Через два дня он умер.
Брычков закрыл ему глаза. Он же продал всю посуду и бутылки и заплатил за похороны. И только он один проводил его до могилы.
Так кончали свои дни предтечи болгарского национального освобождения!
Брычков скитался по Браиле. Из своих старых знакомых он встретил только Хаджию, поселившегося в лачуге у какого-то каменщика. Тут же приютили и Брычкова. Днем Хаджия работал на пристани, а к ночи приходил и делил заработанный хлеб с другом. Но не всегда ему удавалось достать, работу, а значит и хлеб. Зимой на пристани работы было маловато. Тогда они голодали оба.
— Почему ты не напишешь отцу, чтобы он выслал тебе денег? — спросил его как-то Хаджия. — Так и будешь голодать все время?
Брычков нахмурился.
— Отцу я писать не смею и не хочу ни о чем просить.
— Почему?
— Не могу.
— Почему не можешь? Разве ты ему не сын?
— Стыдно мне.
— Стыдно?.. — удивился Хаджия. — А голодать, по-твоему, лучше?
— Лучше… Я ушел от него не спросясь. А теперь стану просить: папа, пришли мне денег?! Как это получится? Нет, не могу… Лучше умру с голоду…
— Что же ты будешь делать?
— Буду работать, на любую работу пойду.
— А в Свиштов не вернешься?
— Нет, это невозможно. Теперь я на подозрении у турок, и они посадят меня. Уж лучше оставаться здесь, на свободе.
— Но ты не привык к такому житью.
— Ничего, привыкну. А потом… должно же что-то произойти. Я жду этого.
Хаджия взглянул на него с недоумением.
— Если образуется новый отряд, — объяснил Брычков, краснея, — я переправлюсь с ним в Болгарию.

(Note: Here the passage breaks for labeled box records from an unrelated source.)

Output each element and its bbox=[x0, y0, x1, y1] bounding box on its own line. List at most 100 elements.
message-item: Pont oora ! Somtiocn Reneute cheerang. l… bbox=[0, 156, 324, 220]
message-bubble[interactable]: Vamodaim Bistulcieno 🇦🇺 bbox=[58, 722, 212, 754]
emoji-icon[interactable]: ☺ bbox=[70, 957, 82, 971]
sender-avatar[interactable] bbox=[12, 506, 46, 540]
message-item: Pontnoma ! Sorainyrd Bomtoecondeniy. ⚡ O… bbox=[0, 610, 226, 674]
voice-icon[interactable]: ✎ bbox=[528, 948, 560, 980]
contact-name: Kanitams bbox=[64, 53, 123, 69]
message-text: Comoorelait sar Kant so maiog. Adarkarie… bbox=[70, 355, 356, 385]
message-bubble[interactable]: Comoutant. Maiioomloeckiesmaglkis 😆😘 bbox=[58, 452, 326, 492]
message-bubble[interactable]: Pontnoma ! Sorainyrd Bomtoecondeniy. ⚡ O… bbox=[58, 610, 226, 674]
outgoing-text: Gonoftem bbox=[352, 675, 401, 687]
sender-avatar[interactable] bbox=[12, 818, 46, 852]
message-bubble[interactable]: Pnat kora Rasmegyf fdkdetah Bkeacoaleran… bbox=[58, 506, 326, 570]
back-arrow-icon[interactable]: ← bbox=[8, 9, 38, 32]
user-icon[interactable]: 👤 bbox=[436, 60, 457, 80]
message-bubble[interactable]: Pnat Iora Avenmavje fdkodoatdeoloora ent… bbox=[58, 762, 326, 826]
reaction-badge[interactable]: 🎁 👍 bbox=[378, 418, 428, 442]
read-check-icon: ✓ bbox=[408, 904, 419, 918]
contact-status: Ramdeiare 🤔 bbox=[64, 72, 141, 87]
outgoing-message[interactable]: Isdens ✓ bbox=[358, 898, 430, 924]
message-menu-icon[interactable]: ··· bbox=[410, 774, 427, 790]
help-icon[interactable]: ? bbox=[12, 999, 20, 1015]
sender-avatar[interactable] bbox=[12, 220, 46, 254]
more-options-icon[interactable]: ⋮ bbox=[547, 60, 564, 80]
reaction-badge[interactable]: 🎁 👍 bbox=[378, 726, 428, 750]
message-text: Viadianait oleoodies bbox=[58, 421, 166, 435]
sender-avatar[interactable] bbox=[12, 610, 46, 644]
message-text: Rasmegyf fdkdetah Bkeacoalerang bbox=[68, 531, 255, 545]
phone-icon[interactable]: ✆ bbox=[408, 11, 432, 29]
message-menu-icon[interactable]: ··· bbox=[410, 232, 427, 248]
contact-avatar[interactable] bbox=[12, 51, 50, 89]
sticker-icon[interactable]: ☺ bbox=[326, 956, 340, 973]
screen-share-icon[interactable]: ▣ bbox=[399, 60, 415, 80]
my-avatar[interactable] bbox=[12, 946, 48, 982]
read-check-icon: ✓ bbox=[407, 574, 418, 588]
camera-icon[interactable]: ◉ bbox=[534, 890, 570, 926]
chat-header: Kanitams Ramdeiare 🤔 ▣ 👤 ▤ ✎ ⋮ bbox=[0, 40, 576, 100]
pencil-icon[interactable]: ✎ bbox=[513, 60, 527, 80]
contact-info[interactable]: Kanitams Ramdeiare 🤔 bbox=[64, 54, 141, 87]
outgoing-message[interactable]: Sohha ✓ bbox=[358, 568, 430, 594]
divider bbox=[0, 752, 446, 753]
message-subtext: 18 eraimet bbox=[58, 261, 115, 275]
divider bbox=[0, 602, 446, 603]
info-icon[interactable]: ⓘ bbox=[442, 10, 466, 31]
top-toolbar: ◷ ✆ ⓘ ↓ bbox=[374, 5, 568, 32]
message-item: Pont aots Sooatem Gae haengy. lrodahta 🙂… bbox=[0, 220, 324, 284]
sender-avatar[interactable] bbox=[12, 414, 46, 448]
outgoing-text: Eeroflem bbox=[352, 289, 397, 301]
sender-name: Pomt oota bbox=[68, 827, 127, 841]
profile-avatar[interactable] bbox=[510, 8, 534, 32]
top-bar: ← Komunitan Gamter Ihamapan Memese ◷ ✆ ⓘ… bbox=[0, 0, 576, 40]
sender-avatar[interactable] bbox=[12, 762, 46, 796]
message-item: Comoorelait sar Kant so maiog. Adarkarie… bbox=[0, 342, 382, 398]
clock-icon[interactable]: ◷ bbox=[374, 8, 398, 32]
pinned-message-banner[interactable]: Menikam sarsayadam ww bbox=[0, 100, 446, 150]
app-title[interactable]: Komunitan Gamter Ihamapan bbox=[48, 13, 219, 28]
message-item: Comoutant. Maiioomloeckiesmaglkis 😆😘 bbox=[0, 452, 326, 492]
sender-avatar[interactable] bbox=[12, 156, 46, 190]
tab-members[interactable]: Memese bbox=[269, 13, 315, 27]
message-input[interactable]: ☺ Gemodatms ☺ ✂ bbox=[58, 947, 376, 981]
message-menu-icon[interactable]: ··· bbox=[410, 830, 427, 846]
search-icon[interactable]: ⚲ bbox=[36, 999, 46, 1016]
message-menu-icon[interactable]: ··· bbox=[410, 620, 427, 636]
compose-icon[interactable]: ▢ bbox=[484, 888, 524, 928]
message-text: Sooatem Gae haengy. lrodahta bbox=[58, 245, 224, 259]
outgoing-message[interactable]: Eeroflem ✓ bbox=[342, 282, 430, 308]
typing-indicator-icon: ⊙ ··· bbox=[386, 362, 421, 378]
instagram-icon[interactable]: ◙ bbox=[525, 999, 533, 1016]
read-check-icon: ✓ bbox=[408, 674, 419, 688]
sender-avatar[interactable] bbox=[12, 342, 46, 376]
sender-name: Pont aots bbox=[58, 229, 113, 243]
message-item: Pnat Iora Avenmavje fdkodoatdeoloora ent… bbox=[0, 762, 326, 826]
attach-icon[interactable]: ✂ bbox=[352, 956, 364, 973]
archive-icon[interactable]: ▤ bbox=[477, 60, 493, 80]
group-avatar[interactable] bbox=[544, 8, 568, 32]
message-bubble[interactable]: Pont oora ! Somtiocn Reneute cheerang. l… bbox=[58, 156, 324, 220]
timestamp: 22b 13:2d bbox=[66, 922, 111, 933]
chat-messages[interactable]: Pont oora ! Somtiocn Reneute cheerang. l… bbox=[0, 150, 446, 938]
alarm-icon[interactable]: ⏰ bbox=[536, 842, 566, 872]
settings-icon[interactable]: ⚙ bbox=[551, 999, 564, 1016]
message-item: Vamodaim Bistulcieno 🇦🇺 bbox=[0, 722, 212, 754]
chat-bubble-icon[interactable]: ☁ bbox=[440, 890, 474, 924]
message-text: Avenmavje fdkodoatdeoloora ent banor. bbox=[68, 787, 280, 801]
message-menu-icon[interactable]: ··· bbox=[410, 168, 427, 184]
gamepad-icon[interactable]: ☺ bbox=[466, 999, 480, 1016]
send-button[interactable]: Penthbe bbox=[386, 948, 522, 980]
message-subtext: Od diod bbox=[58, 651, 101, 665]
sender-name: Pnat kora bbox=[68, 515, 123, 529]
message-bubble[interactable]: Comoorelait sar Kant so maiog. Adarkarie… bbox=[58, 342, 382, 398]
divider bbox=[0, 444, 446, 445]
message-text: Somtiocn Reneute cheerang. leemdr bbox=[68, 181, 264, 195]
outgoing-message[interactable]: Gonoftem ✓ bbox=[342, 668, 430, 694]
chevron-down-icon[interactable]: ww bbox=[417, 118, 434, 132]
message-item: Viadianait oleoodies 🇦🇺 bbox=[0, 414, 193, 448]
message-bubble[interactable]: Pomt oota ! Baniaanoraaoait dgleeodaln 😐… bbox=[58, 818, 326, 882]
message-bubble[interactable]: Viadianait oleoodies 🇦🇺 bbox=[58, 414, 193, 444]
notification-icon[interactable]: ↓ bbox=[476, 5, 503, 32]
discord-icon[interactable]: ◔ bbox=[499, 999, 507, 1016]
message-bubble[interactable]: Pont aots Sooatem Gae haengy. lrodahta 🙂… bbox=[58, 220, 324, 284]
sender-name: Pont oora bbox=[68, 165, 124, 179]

— Новый отряд? Не верю я в это.
— Я об этом слышал в Свиштове. А разве мы не будем драться с турками?
Хаджия призадумался.
— Если организуется новый отряд, я тоже в него вступлю… Почем знать, может быть так и будет… Говорят, что Панайот скоро вернется из Сербии. Возможно, как раз для этой цели. Коли умирать, так по крайней мере знать, за что. А здесь жизнь собачья, — добавил Хаджия и сплюнул.
— А где Македонский?
— В Молдавии. Говорят, стал управляющим у какого-то помещика.
— А Попче?
— Попче взял к себе один огородник с условием, что он ему поможет сажать лук. Остальные работают где-нибудь или голодают, как мы с тобой. Это не жизнь, а каторга. Собачья жизнь. Лучше в отряд. Я все еще берегу свое оружие. Не продаю его.
Вдруг Брычкова осенила счастливая мысль:
— Ну, брат, и дураки же мы с тобой! Голодаем столько дней и не видим, что можем легко раздобыть денег.
Хаджия оживился.
— Где? — спросил он поспешно.
Брычков показал на свою одежду.
— Видишь, эта куртка еще совсем новая и штаны хорошие… Я их купил перед самым отъездом сюда. Да еще часы! За них можно взять не меньше пятидесяти франков.